Un retour massif au transport maritime conventionnel n’est pas envisageable. Ce segment de marché existe toujours, mais il est principalement dédié aux marchandises non conteneurisables. La maîtrise de la disponibilité de conteneurs devient donc, après celle des capacités nautiques, le deuxième volet de la prise de contrôle du marché par l’offre. Une révolution dans un secteur plus habitué à voir la demande imposer ses conditions.

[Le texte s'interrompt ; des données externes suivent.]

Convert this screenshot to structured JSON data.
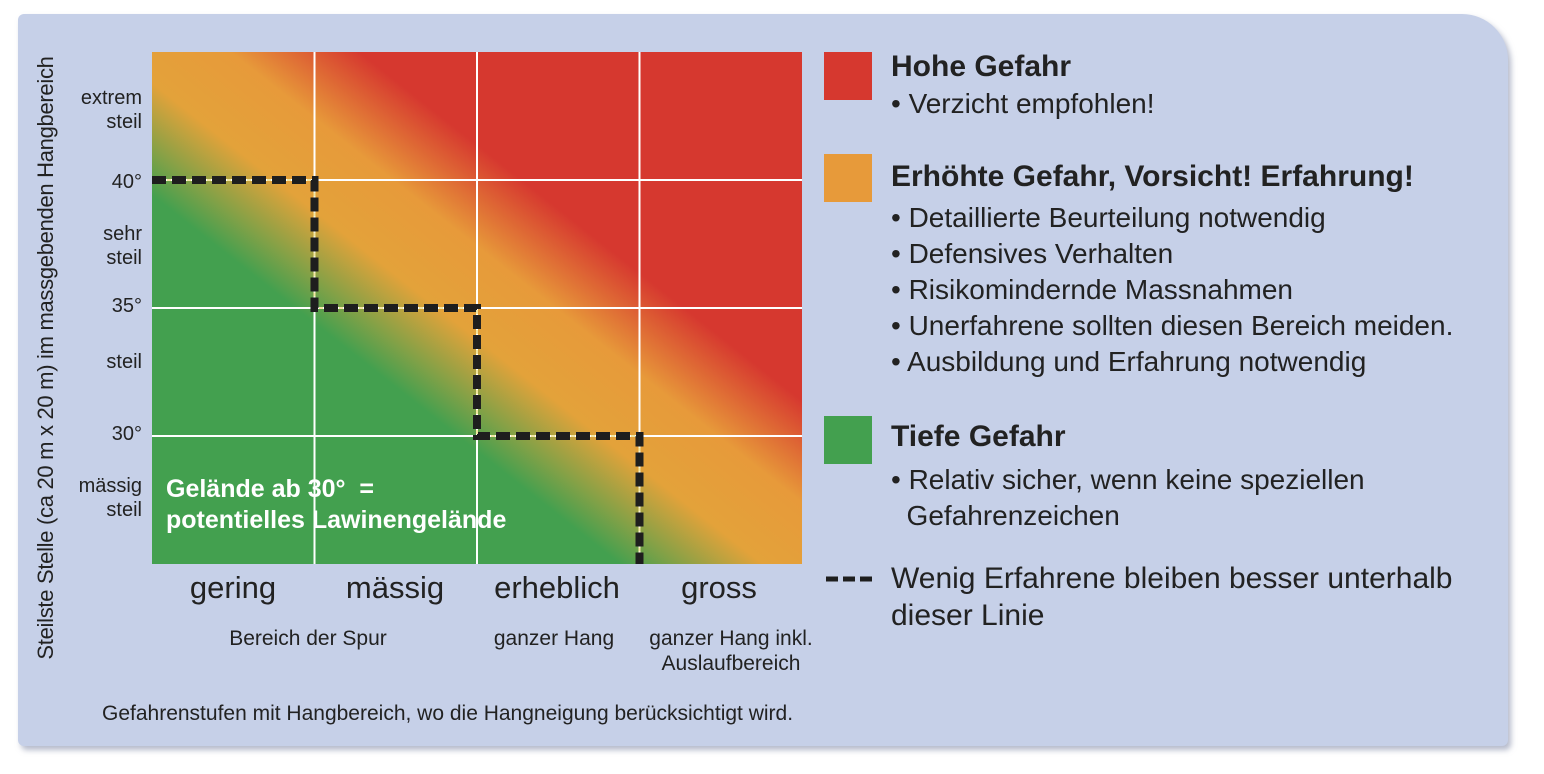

Avantages et inconvénients d’un parc propre

Dans le contexte de pénurie actuelle, certains chargeurs s’interrogent légitimement sur l’opportunité d’investir dans une flotte propre de conteneurs, afin de s’affranchir en partie de la dépendance vis-à-vis des compagnies maritimes. C’est ce que l’on appelle les conteneurs "clients" (en anglais "Shipper’s Owned Containers", SOC).

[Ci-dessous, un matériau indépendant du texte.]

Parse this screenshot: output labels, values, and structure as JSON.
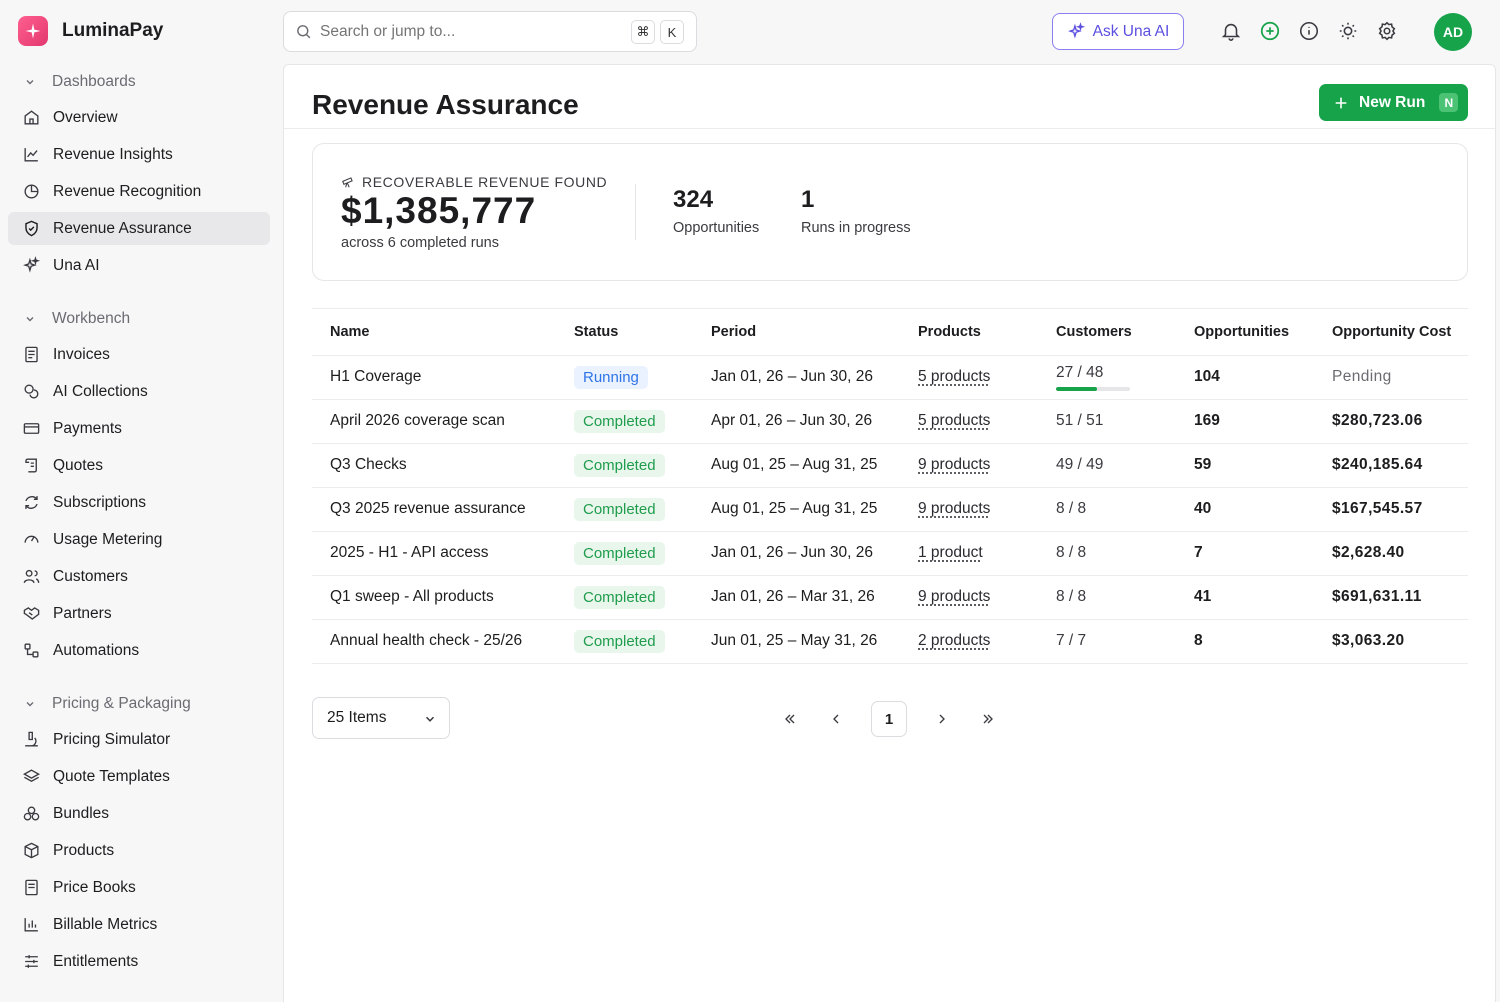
{
  "app": {
    "name": "LuminaPay"
  },
  "colors": {
    "brand": "#e83e74",
    "accent_green": "#16a34a",
    "ai_purple": "#5b4fe0",
    "running_blue": "#2f74e6"
  },
  "search": {
    "placeholder": "Search or jump to...",
    "shortcut_1": "⌘",
    "shortcut_2": "K"
  },
  "topbar": {
    "ask_ai": "Ask Una AI",
    "avatar_initials": "AD",
    "icons": [
      "bell-icon",
      "plus-circle-icon",
      "info-icon",
      "sun-icon",
      "gear-icon"
    ]
  },
  "sidebar": {
    "sections": [
      {
        "title": "Dashboards",
        "items": [
          {
            "label": "Overview",
            "icon": "home-icon"
          },
          {
            "label": "Revenue Insights",
            "icon": "line-chart-icon"
          },
          {
            "label": "Revenue Recognition",
            "icon": "pie-chart-icon"
          },
          {
            "label": "Revenue Assurance",
            "icon": "shield-check-icon",
            "active": true
          },
          {
            "label": "Una AI",
            "icon": "sparkles-icon"
          }
        ]
      },
      {
        "title": "Workbench",
        "items": [
          {
            "label": "Invoices",
            "icon": "invoice-icon"
          },
          {
            "label": "AI Collections",
            "icon": "coins-icon"
          },
          {
            "label": "Payments",
            "icon": "credit-card-icon"
          },
          {
            "label": "Quotes",
            "icon": "scroll-icon"
          },
          {
            "label": "Subscriptions",
            "icon": "refresh-icon"
          },
          {
            "label": "Usage Metering",
            "icon": "gauge-icon"
          },
          {
            "label": "Customers",
            "icon": "users-icon"
          },
          {
            "label": "Partners",
            "icon": "handshake-icon"
          },
          {
            "label": "Automations",
            "icon": "workflow-icon"
          }
        ]
      },
      {
        "title": "Pricing & Packaging",
        "items": [
          {
            "label": "Pricing Simulator",
            "icon": "microscope-icon"
          },
          {
            "label": "Quote Templates",
            "icon": "layers-icon"
          },
          {
            "label": "Bundles",
            "icon": "boxes-icon"
          },
          {
            "label": "Products",
            "icon": "package-icon"
          },
          {
            "label": "Price Books",
            "icon": "book-icon"
          },
          {
            "label": "Billable Metrics",
            "icon": "bar-chart-icon"
          },
          {
            "label": "Entitlements",
            "icon": "sliders-icon"
          }
        ]
      }
    ]
  },
  "page": {
    "title": "Revenue Assurance",
    "new_run": "New Run",
    "new_run_shortcut": "N"
  },
  "summary": {
    "label": "RECOVERABLE REVENUE FOUND",
    "value": "$1,385,777",
    "sub": "across 6 completed runs",
    "stats": [
      {
        "num": "324",
        "label": "Opportunities"
      },
      {
        "num": "1",
        "label": "Runs in progress"
      }
    ]
  },
  "table": {
    "headers": [
      "Name",
      "Status",
      "Period",
      "Products",
      "Customers",
      "Opportunities",
      "Opportunity Cost"
    ],
    "rows": [
      {
        "name": "H1 Coverage",
        "status": "Running",
        "period": "Jan 01, 26 – Jun 30, 26",
        "products": "5 products",
        "customers": "27 / 48",
        "progress": 0.56,
        "opportunities": "104",
        "cost": "Pending"
      },
      {
        "name": "April 2026 coverage scan",
        "status": "Completed",
        "period": "Apr 01, 26 – Jun 30, 26",
        "products": "5 products",
        "customers": "51 / 51",
        "opportunities": "169",
        "cost": "$280,723.06"
      },
      {
        "name": "Q3 Checks",
        "status": "Completed",
        "period": "Aug 01, 25 – Aug 31, 25",
        "products": "9 products",
        "customers": "49 / 49",
        "opportunities": "59",
        "cost": "$240,185.64"
      },
      {
        "name": "Q3 2025 revenue assurance",
        "status": "Completed",
        "period": "Aug 01, 25 – Aug 31, 25",
        "products": "9 products",
        "customers": "8 / 8",
        "opportunities": "40",
        "cost": "$167,545.57"
      },
      {
        "name": "2025 - H1 - API access",
        "status": "Completed",
        "period": "Jan 01, 26 – Jun 30, 26",
        "products": "1 product",
        "customers": "8 / 8",
        "opportunities": "7",
        "cost": "$2,628.40"
      },
      {
        "name": "Q1 sweep - All products",
        "status": "Completed",
        "period": "Jan 01, 26 – Mar 31, 26",
        "products": "9 products",
        "customers": "8 / 8",
        "opportunities": "41",
        "cost": "$691,631.11"
      },
      {
        "name": "Annual health check - 25/26",
        "status": "Completed",
        "period": "Jun 01, 25 – May 31, 26",
        "products": "2 products",
        "customers": "7 / 7",
        "opportunities": "8",
        "cost": "$3,063.20"
      }
    ]
  },
  "pagination": {
    "items_per_page": "25 Items",
    "current_page": "1"
  }
}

Attention avant de se lancer dans l’aventure ! Un conteneur nécessite un entretien régulier, de l’espace de stockage et donc de manutention, ainsi que des contrôles périodiques attestant de ses capacités structurelles (conformément à la réglementation de la "Convention for Safe Containers"). D’autre part, il faut bien prendre en compte dans son analyse le potentiel d’utilisation dans les sens aller et retour. Si le chargeur doit supporter les frais de rapatriement à vide de son conteneur, l’opération n’est pas amortissable économiquement sauf à entrer dans des négociations avec les commissionnaires de transport pour leur louer leurs équipements. Cette option connaît d’ailleurs actuellement un certain frémissement.

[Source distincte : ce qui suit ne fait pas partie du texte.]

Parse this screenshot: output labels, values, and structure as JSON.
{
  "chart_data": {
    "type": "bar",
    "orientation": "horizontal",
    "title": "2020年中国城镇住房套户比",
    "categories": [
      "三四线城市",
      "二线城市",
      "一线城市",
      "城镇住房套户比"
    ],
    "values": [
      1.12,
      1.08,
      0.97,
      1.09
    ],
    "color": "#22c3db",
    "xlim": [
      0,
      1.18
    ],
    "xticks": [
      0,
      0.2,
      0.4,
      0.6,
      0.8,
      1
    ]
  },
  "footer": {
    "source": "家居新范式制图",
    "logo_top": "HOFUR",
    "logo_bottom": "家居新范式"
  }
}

Point positif dans la balance risques/bénéfices : outre la maîtrise des moyens, l’utilisation de conteneurs "client" permet de bénéficier d’une ristourne au moment de la négociation des "frais et fret" avec les compagnies maritimes, puisque ces dernières n’ont pas à supporter les coûts logistiques associés à la gestion et à l’entretien des conteneurs, ainsi que les frais de mise à disposition et de restitution...

Dernier point : les conteneurs sont souvent utilisés par les chargeurs pour stocker temporairement de la marchandise hors entrepôt, avec une contrepartie financière négociable (via les frais de détention facturés par les compagnies maritimes). Si le chargeur devient propriétaire de ses propres conteneurs, le jeu perd évidemment de son intérêt.